Ahlaki sorunlar bir yana, birini kendi hatalarından öğrenme yeteneğinden mahrum bırakmak, onu yararlanabileceği önemli bir öğrenme kaynağından mahrum bırakır (bu hataları yapmak için bilgilendirilmiş rızaya sahip oldukları ve başkaları için büyük bir risk oluşturmadıkları sürece). ).

Ek olarak, Agile üzerine yaptığımız araştırmaların da gösterdiği gibi, fikirlerine en yüksek inanca sahip olanlar yanılabilir, haklı olduğumuza ne kadar ikna olursak olalım, durumlara açık fikirlilikle yaklaşmalıyız.
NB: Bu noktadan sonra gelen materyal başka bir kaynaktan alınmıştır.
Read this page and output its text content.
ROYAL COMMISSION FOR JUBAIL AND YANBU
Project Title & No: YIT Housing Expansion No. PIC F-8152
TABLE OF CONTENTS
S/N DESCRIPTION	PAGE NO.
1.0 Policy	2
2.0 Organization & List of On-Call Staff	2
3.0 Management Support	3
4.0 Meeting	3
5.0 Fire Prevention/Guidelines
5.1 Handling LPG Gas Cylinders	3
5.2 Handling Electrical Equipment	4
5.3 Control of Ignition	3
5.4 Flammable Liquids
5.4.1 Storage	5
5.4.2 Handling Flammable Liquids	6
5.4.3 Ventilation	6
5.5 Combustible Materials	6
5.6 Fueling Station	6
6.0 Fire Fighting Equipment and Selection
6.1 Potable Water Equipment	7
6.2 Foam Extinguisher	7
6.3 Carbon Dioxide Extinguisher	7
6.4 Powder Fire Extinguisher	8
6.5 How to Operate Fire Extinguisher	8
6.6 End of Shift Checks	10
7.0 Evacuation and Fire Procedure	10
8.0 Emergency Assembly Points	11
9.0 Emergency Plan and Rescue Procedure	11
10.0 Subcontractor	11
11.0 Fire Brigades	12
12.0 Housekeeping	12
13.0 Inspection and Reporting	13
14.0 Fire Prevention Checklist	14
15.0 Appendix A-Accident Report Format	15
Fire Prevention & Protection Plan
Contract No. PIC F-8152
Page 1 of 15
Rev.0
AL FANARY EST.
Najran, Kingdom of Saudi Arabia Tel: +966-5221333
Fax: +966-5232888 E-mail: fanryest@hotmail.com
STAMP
Bununla birlikte, çözüm aramadan önce sorunların iyi tanımlanmasını ve çözümleri uygulamaya başlamadan önce tasarlanmasını sağlayarak yazılım projelerimizin başarısını artırabiliriz. Benzer şekilde, sorunları çözmenin yanı sıra duygusal ihtiyaçları da ele aldığımızdan emin olarak dönüşüm girişimlerinin başarılı olmasını sağlayabiliriz.

Dr Junade Ali CEng FIET, yazılım mühendisliği yönetimi, bilgisayar güvenliği araştırması ve dağıtılmış sistemlerle ilgilenen deneyimli bir teknoloji uzmanıdır.